The current version of Analytics/Unique_clients/Last_access_solution [1] says that the objective of this project is, "The analytics team aims to count unique clients per project per month in a way that does not uniquely identify, fingerprint or otherwise track users." I think this is a reasonable. However the implementation is tracking users at a day granularity, persisted by a cookie that you're attempting to make last 1000 years. I think the implementation is too invasive into the user's privacy, and goes beyond the stated purpose of the project.

For comparison, with anonymous users, we currently only set session cookies, so all evidence that a user has visited a wiki goes away when they close the browser. Setting a cookie that lasts until the end of the month, identifying that the browser has visited within the month seems like a reasonable tradeoff, and fulfills the objective of this project.

Very sorry, it should say "daily and monthly", my mistake, corrected now. Nuria (talk) 18:39, 23 March 2015 (UTC)
We always wanted monthly and daily, but our initial approach to solve this made counting daily too expensive to implement, so we wanted to make clear to stakeholders we would only deliver monthly. Around March 9 2015, we came up with a slightly different approach that made reporting daily trivial, so we're adding it as a requirement. Kevinator (talk) 18:47, 23 March 2015 (UTC)
kevin, can you point me to the projects / stakeholders who are driving the daily requirement? We should be invading our user's privacy to the very minimum necessary to meet our business needs, so I want to make sure the need is well documented when we make significant changes like this. csteipp (talk) 01:46, 8 April 2015 (UTC)
Please let us know in what way having the date you last accessed one of the wikipedia projects is a privacy concern, the idea of not expiring the cookie after 30 days is to avoid time calculations at the varnish layer. Nuria (talk) 18:46, 23 March 2015 (UTC)
Yes, it's a privacy concern. The time calculation for expiring 31 days in the future should be fairly trivial-- I think that is well worth limiting the impact on our users. The calculation to get to the end of the month is slightly more complicated, but again, I think it's well worth it to limit the impact this has on our users. csteipp (talk) 23:47, 23 March 2015 (UTC)
We can certainly change it but can you explain why is that a privacy concern? The information contained in the cookie is the same -regardless of expiration date- it has two bits: 1) when did you last access wmf projects and 2) how long has it been since you last access (derived from 1) Nuria (talk) 17:43, 25 March 2015 (UTC)
Chris, I just wanted to clear this up a bit. So, we have to set an expiration date no matter what, because otherwise the cookie would expire with the browser session. So the question is, how far in the future should we set it. The minimum required for this feature is "at the beginning of next month". However, that means extra computation so we could simplify to 31 days. That would be fine for us, and I think performance wise what we would get from time saved in date arithmetic we would lose in bandwidth used up to receive the unexpired cookie. So we're happy to follow your guidance here, but would 31 day expiration be ok? milimetric (talk) 20:07, 25 March 2015 (UTC)
Nuria / Milimetric, since we're going from only setting session cookies to setting a permanent marker on the user's computer that identifies them as having visited a WMF site, we should try to impact the users as minimally as possible. Having a cookie stick around for up to 31 extra days unnecessarily does not seem worth doing a little extra work when setting the cookie to expire it at the end of the month. If you're worried about the performance in varnish for doing the calculation, let's work together to figure it out. I'm pretty sure we can tune the code you have to set an appropriate expiration with the same performance. csteipp (talk) 01:46, 8 April 2015 (UTC)
Chris, I'm sorry I missed this message. I should've paid closer attention, and I realize now it seems like we ignored your request. Maybe in the future we can talk about implementation details in Phabricator. For now, the cookie is live but I can still work on a patch and make it better. Ping me on IRC and we can talk. --milimetric (talk) 16:24, 7 May 2015 (UTC)

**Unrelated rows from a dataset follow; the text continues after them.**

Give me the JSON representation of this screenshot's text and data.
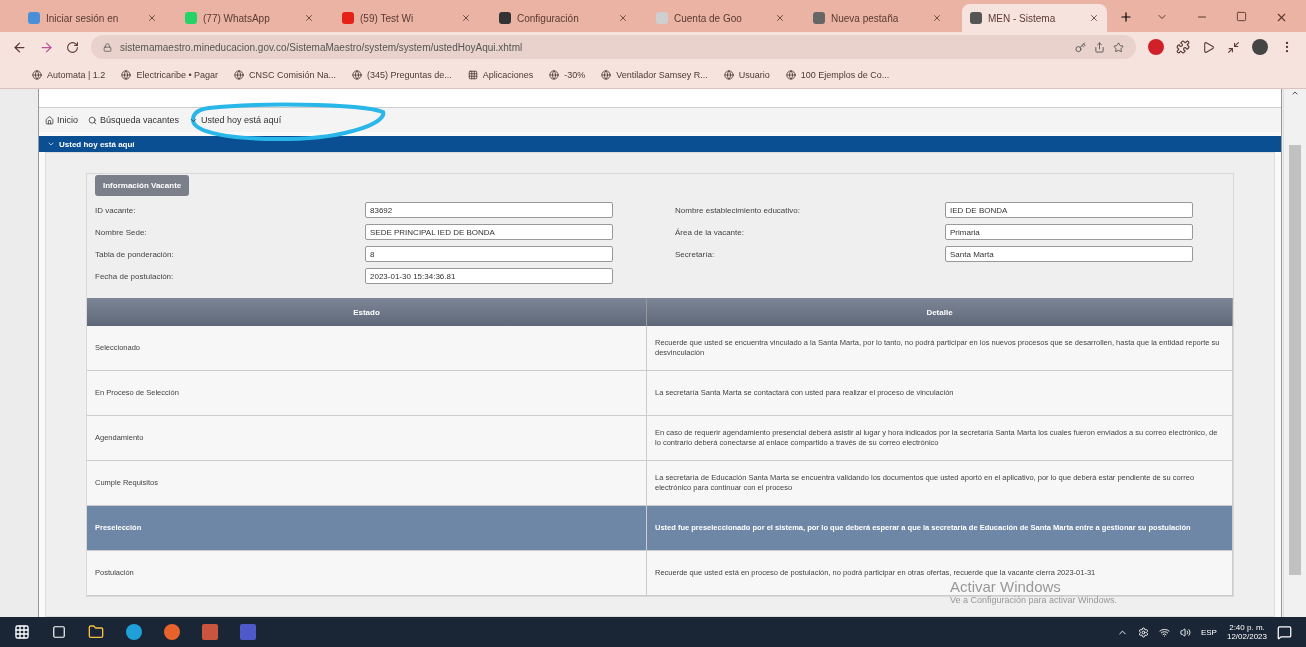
{
  "browser": {
    "tabs": [
      {
        "title": "Iniciar sesión en",
        "selected": false
      },
      {
        "title": "(77) WhatsApp",
        "selected": false
      },
      {
        "title": "(59) Test Wi",
        "selected": false
      },
      {
        "title": "Configuración",
        "selected": false
      },
      {
        "title": "Cuenta de Goo",
        "selected": false
      },
      {
        "title": "Nueva pestaña",
        "selected": false
      },
      {
        "title": "MEN - Sistema",
        "selected": true
      }
    ],
    "address": "sistemamaestro.mineducacion.gov.co/SistemaMaestro/system/system/ustedHoyAqui.xhtml",
    "bookmarks": [
      "Automata | 1.2",
      "Electricaribe • Pagar",
      "CNSC Comisión Na...",
      "(345) Preguntas de...",
      "Aplicaciones",
      "-30%",
      "Ventilador Samsey R...",
      "Usuario",
      "100 Ejemplos de Co..."
    ]
  },
  "page": {
    "breadcrumb": [
      "Inicio",
      "Búsqueda vacantes",
      "Usted hoy está aquí"
    ],
    "panel_title": "Usted hoy está aquí",
    "legend": "Información Vacante",
    "fields_left": [
      {
        "label": "ID vacante:",
        "value": "83692"
      },
      {
        "label": "Nombre Sede:",
        "value": "SEDE PRINCIPAL IED DE BONDA"
      },
      {
        "label": "Tabla de ponderación:",
        "value": "8"
      },
      {
        "label": "Fecha de postulación:",
        "value": "2023-01-30 15:34:36.81"
      }
    ],
    "fields_right": [
      {
        "label": "Nombre establecimiento educativo:",
        "value": "IED DE BONDA"
      },
      {
        "label": "Área de la vacante:",
        "value": "Primaria"
      },
      {
        "label": "Secretaría:",
        "value": "Santa Marta"
      }
    ],
    "table": {
      "columns": [
        "Estado",
        "Detalle"
      ],
      "rows": [
        {
          "estado": "Seleccionado",
          "detalle": "Recuerde que usted se encuentra vinculado a la Santa Marta, por lo tanto, no podrá participar en los nuevos procesos que se desarrollen, hasta que la entidad reporte su desvinculación",
          "selected": false
        },
        {
          "estado": "En Proceso de Selección",
          "detalle": "La secretaría Santa Marta se contactará con usted para realizar el proceso de vinculación",
          "selected": false
        },
        {
          "estado": "Agendamiento",
          "detalle": "En caso de requerir agendamiento presencial deberá asistir al lugar y hora indicados por la secretaría Santa Marta los cuales fueron enviados a su correo electrónico, de lo contrario deberá conectarse al enlace compartido a través de su correo electrónico",
          "selected": false
        },
        {
          "estado": "Cumple Requisitos",
          "detalle": "La secretaría de Educación Santa Marta se encuentra validando los documentos que usted aportó en el aplicativo, por lo que deberá estar pendiente de su correo electrónico para continuar con el proceso",
          "selected": false
        },
        {
          "estado": "Preselección",
          "detalle": "Usted fue preseleccionado por el sistema, por lo que deberá esperar a que la secretaría de Educación de Santa Marta entre a gestionar su postulación",
          "selected": true
        },
        {
          "estado": "Postulación",
          "detalle": "Recuerde que usted está en proceso de postulación, no podrá participar en otras ofertas, recuerde que la vacante cierra 2023-01-31",
          "selected": false
        }
      ]
    }
  },
  "os": {
    "activation": {
      "title": "Activar Windows",
      "subtitle": "Ve a Configuración para activar Windows."
    },
    "taskbar": {
      "language": "ESP",
      "time": "2:40 p. m.",
      "date": "12/02/2023"
    }
  }
}
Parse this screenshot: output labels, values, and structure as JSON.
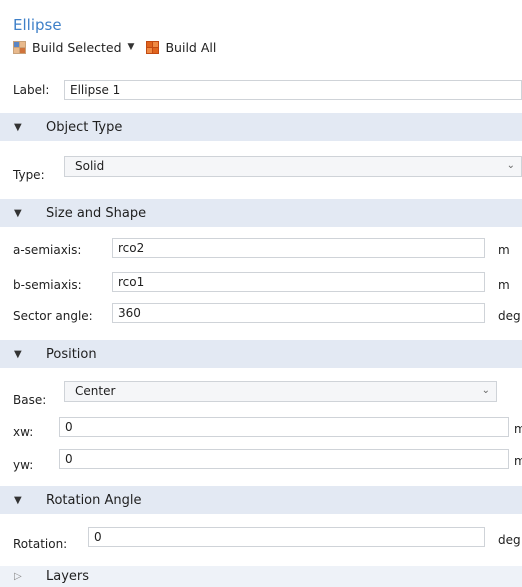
{
  "header": {
    "title": "Ellipse",
    "build_selected_label": "Build Selected",
    "build_all_label": "Build All"
  },
  "label_field": {
    "label": "Label:",
    "value": "Ellipse 1"
  },
  "sections": {
    "object_type": {
      "title": "Object Type",
      "type_label": "Type:",
      "type_value": "Solid"
    },
    "size_and_shape": {
      "title": "Size and Shape",
      "a_semiaxis_label": "a-semiaxis:",
      "a_semiaxis_value": "rco2",
      "a_semiaxis_unit": "m",
      "b_semiaxis_label": "b-semiaxis:",
      "b_semiaxis_value": "rco1",
      "b_semiaxis_unit": "m",
      "sector_angle_label": "Sector angle:",
      "sector_angle_value": "360",
      "sector_angle_unit": "deg"
    },
    "position": {
      "title": "Position",
      "base_label": "Base:",
      "base_value": "Center",
      "xw_label": "xw:",
      "xw_value": "0",
      "xw_unit": "m",
      "yw_label": "yw:",
      "yw_value": "0",
      "yw_unit": "m"
    },
    "rotation_angle": {
      "title": "Rotation Angle",
      "rotation_label": "Rotation:",
      "rotation_value": "0",
      "rotation_unit": "deg"
    },
    "layers": {
      "title": "Layers"
    }
  },
  "icons": {
    "expanded": "triangle-down-icon",
    "collapsed": "triangle-right-icon",
    "dropdown": "chevron-down-icon",
    "build_selected": "build-selected-icon",
    "build_all": "build-all-icon"
  },
  "colors": {
    "title": "#3f80c8",
    "section_bg": "#e3e9f3",
    "build_all_icon": "#e0641e"
  }
}
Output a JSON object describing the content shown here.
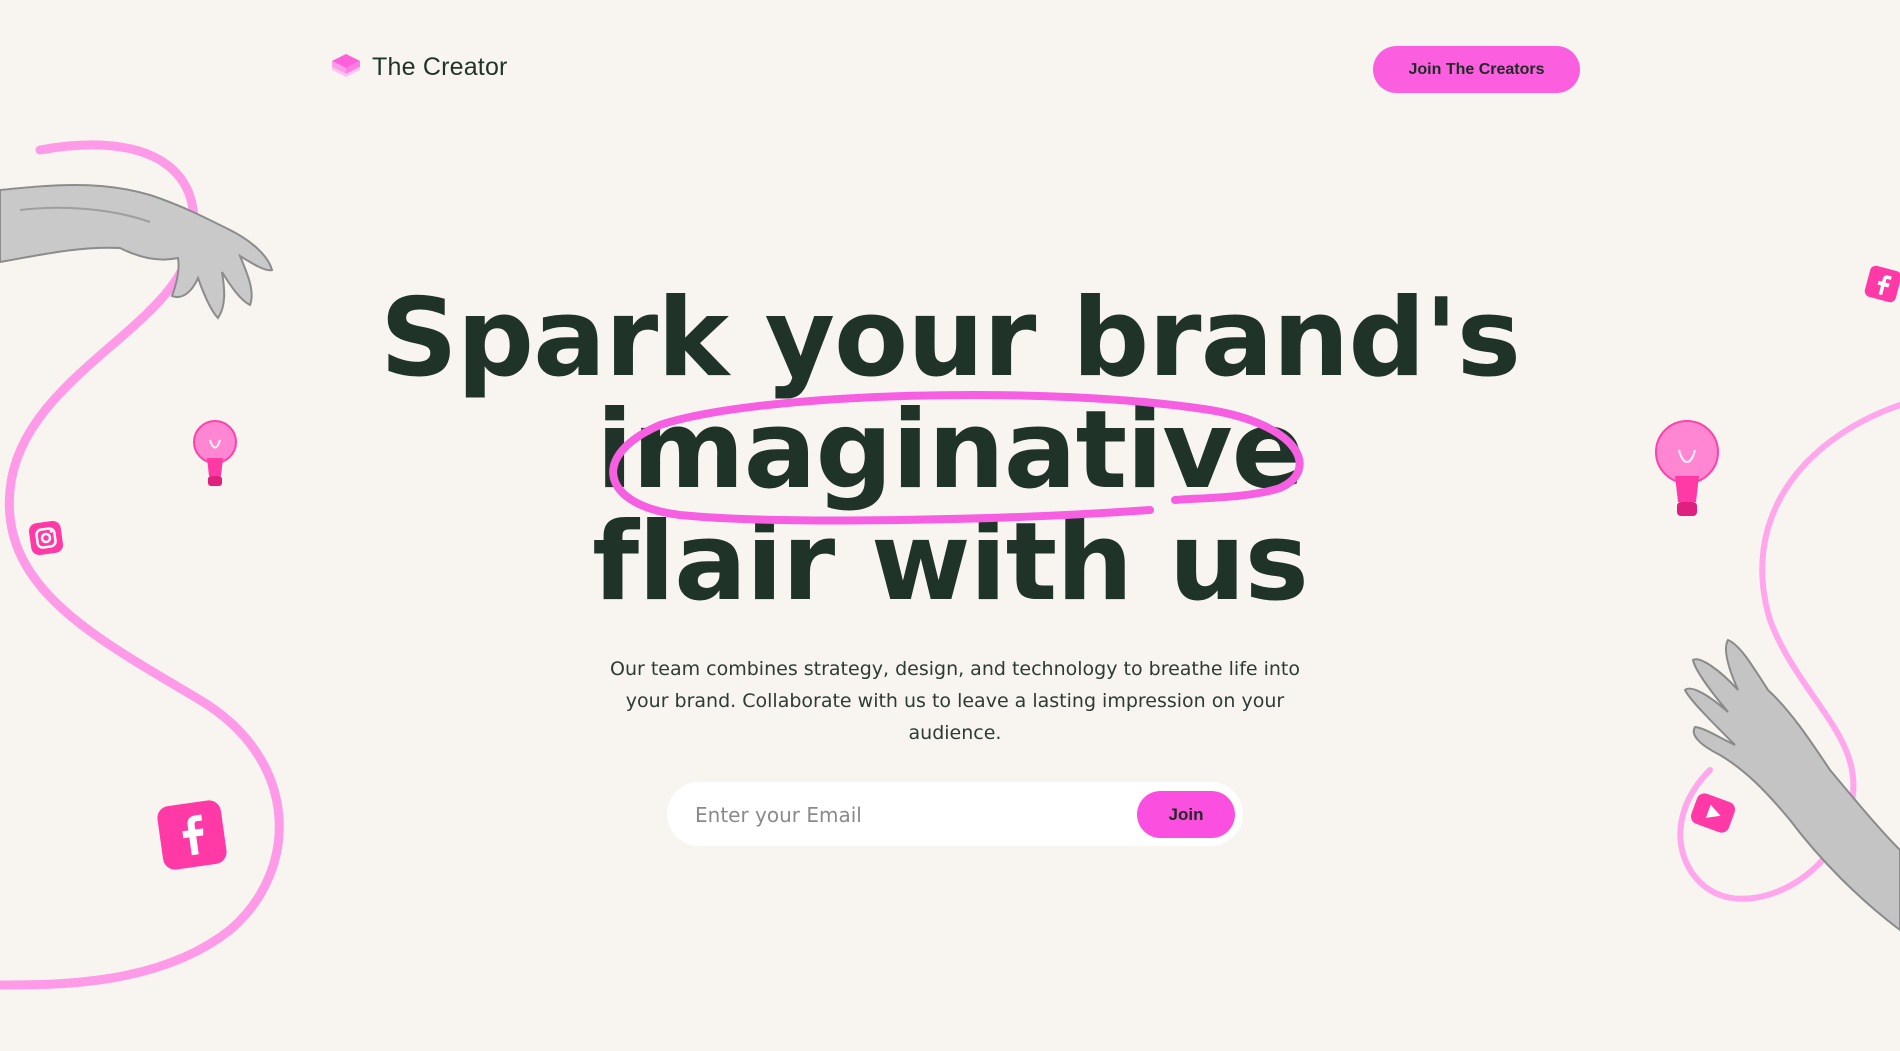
{
  "header": {
    "brand_name": "The Creator",
    "cta_label": "Join The Creators"
  },
  "hero": {
    "title_line_1": "Spark your brand's",
    "title_line_2": "imaginative",
    "title_line_3": "flair with us",
    "subtitle": "Our team combines strategy, design, and technology to breathe life into your brand. Collaborate with us to leave a lasting impression on your audience."
  },
  "signup": {
    "email_placeholder": "Enter your Email",
    "email_value": "",
    "join_label": "Join"
  },
  "colors": {
    "background": "#f8f5f1",
    "accent_pink": "#fb5fe0",
    "text_dark_green": "#1f3329"
  },
  "icons": [
    "logo-cube-icon",
    "hand-left-image",
    "hand-right-image",
    "lightbulb-icon",
    "instagram-icon",
    "facebook-icon",
    "youtube-icon"
  ]
}
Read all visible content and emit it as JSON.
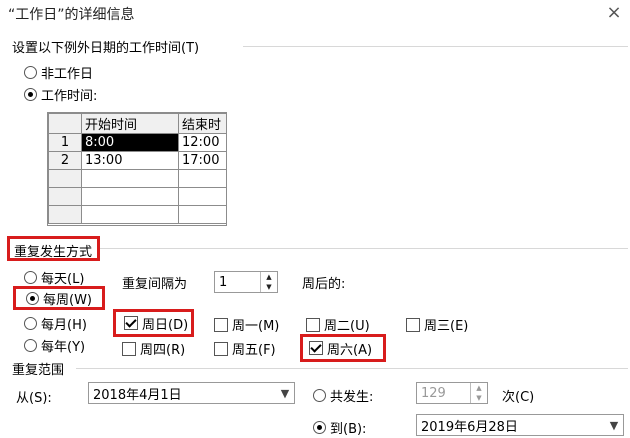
{
  "window": {
    "title": "“工作日”的详细信息",
    "close_label": "×"
  },
  "worktime": {
    "section_label": "设置以下例外日期的工作时间(T)",
    "nonwork_label": "非工作日",
    "work_label": "工作时间:",
    "table": {
      "headers": [
        "开始时间",
        "结束时"
      ],
      "rows": [
        {
          "num": "1",
          "start": "8:00",
          "end": "12:00"
        },
        {
          "num": "2",
          "start": "13:00",
          "end": "17:00"
        }
      ]
    }
  },
  "recurrence": {
    "section_label": "重复发生方式",
    "daily": "每天(L)",
    "weekly": "每周(W)",
    "monthly": "每月(H)",
    "yearly": "每年(Y)",
    "interval_label": "重复间隔为",
    "interval_value": "1",
    "weeks_after_label": "周后的:",
    "days": {
      "sun": "周日(D)",
      "mon": "周一(M)",
      "tue": "周二(U)",
      "wed": "周三(E)",
      "thu": "周四(R)",
      "fri": "周五(F)",
      "sat": "周六(A)"
    }
  },
  "range": {
    "section_label": "重复范围",
    "from_label": "从(S):",
    "from_value": "2018年4月1日",
    "occur_label": "共发生:",
    "occur_value": "129",
    "times_label": "次(C)",
    "to_label": "到(B):",
    "to_value": "2019年6月28日"
  },
  "colors": {
    "highlight": "#d81c1c"
  }
}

Incognito mode and fresh sessions

The following statement in the "Nocookie Offset" section seems a bit confused regarding the relation between incognito browsing and browser sessions:

"Per x-analytics documentation every request that comes in without cookies whatsoever is tagged with nocookie=1. These are requests are either bots, users browsing with cookies off or users using an "incognito" mode and thus a fresh browser session."

At least on Chrome and Firefox, incognito/private sessions have cookies like any other browser session, except that these cookies are deleted completely at the end of the incognito session (whereas cookies without session expiration, such as our Last-Access cookies, will survive the end of a non-incognito session). I think what is meant here is that a nocookie-tagged request could be the first visit within a new incognito session. But there are other possibilities: A device visiting the site for the very first time, or a device having shedded all previous cookies because both of the following two things happened: More than a month passed since the previous visit (i.e. the Last-Access cookie expired) and a new browser session was started (i.e. other, session-based WMF cookies expired).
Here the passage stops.